When I returned Bernie was kneeling beside Mam’s bed, low by her knees. She was busy with some articles, a bowl and a burlap sack and a bunch of chicken feathers and pressing hard on Mam’s belly.

—Shh, youngster, she said when she seen me. —Your mother has a fever is all.

My eyes did not escape the bloody rags, the bowl dark with liquid. Bernice placed them in a sack with red-stained hands and took the bowl away, scolding me.

—Your mother needs her rest now.

—What’s the matter with her?

—Disorder of the bowels is all. She’ll soon be well.

But she was not well. That afternoon, and all that night her breathing grew more stilted and she kept her knees curled tight to her chest. The lids of her eyes were the blue color of a new-hatched bird, and shiny. Her chills rattled the spoon in the cup of broth I gave her. She could not hold it without spilling.

—You need a doctor, for God’s sake please, Bernie said to Mam.

—And who will pay for a doctor? Mam whispered. —I’m all right.

—You know that’s not a normal bleeding.

I did not see blood or any mark on her, just that the color was gone from her face.

—Please Mary, Bernice said, —there’s a doctor of female complaint in Chatham Square.

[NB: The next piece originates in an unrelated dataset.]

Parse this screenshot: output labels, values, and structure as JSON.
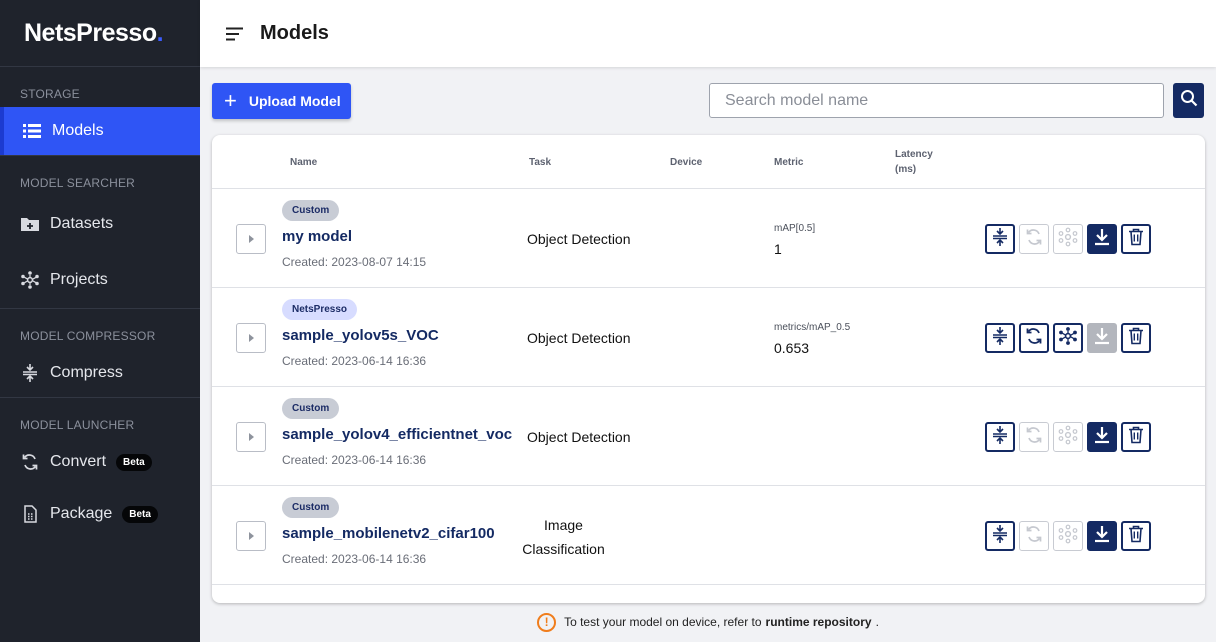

Mam did not resist when we pulled her upright but she could not walk. We managed her down the stairs and carried her to the curb where she sat and leaned against me with her feet in the frozen gutter while Bernie ran and borrowed a cart from the fishmonger next door. We put Mam in it and wheeled her down the crowded blocks in the cold afternoon sun, the stink of fish rising off us. The sky was a dead blue. The hard light sparkled off the mackerel scales in the cart and the flecks of mica in the paving stones and white puffs of steam blew off the hot chestnut wagons and clouded up from the horses’ nostrils and our mouths as we trundled along. Mam winced and groaned as the cart bounced. I held her hand.

After only five blocks Bernie wheezed and stopped at a dingy wooden house three stories tall in the midst of the poor section of used clothing stores and pawnbrokers with their awnings and bins of rags and windows full of provender. When we helped my mother to stand, I seen blood drops blossoming darkly on the cobbles beneath her skirt. She left a trail of them as we maneuvered up the steps. I rang the bell.

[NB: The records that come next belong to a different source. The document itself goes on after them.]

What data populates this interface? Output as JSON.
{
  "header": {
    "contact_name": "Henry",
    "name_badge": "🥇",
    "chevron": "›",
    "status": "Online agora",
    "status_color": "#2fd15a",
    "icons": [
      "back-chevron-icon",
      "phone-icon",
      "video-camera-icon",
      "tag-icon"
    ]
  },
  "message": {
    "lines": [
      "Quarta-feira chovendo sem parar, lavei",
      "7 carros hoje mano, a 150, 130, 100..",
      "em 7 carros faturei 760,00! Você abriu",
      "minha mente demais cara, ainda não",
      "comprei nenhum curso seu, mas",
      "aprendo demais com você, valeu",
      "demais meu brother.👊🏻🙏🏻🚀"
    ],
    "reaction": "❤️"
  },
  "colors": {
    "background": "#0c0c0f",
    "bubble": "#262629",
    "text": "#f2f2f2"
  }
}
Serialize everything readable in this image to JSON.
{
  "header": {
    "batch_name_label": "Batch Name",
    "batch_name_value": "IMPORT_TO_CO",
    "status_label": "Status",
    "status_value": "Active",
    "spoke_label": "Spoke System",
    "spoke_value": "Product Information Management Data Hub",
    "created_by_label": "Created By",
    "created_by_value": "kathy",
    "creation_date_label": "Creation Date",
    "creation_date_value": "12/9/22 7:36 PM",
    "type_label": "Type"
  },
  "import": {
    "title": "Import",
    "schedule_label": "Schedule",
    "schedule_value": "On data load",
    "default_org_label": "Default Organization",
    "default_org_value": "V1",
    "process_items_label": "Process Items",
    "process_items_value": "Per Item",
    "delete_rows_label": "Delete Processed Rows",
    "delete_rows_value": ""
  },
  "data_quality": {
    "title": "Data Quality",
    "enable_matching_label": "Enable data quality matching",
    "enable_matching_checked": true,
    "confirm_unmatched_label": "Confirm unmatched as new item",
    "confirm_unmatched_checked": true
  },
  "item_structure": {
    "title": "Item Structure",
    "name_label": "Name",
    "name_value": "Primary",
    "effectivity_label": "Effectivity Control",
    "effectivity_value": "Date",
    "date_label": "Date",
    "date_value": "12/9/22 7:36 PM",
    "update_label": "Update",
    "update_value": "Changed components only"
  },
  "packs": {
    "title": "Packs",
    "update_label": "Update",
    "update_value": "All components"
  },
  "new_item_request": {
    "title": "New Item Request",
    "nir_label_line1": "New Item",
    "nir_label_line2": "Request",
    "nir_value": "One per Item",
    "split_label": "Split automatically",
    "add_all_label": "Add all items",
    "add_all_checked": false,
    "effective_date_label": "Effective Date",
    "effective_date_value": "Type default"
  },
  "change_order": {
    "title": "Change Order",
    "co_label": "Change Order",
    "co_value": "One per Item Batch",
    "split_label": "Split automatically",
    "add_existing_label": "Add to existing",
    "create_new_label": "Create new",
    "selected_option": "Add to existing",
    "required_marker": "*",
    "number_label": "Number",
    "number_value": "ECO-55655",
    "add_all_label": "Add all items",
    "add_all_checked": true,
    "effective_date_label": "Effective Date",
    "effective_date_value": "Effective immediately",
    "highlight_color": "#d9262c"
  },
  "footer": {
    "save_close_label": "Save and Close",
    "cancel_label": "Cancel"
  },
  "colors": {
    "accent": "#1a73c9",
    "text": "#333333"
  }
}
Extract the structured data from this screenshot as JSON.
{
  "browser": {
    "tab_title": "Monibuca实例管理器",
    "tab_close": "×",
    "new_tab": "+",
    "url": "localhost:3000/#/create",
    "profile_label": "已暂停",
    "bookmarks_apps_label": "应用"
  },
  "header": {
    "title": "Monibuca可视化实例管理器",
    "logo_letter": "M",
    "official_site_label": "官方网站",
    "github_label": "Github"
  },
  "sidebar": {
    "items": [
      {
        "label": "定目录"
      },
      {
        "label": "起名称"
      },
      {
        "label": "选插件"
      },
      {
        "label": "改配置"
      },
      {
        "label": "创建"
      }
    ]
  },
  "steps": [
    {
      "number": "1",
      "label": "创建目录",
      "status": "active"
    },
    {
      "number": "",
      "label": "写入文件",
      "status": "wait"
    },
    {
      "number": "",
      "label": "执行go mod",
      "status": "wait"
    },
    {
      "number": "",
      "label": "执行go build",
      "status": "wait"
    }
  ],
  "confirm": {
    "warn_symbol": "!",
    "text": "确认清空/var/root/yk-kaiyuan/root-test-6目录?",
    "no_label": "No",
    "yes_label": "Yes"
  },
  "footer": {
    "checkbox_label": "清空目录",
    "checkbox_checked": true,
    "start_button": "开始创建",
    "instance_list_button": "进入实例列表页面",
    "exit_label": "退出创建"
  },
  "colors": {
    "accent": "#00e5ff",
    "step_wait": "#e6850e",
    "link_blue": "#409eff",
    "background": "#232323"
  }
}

—You’ll be fine, so you will, Mary, Bernie said. —Axie’ll stay with you. I have to go return the cart to the fishman and see to arrangements.

I stared at Bernie not comprehending.

—Stay with your mother.

By the time the door before us was opened, Bernice had scuttled away on her cockroach legs, wheeling the fishmonger’s cart over the cobbles.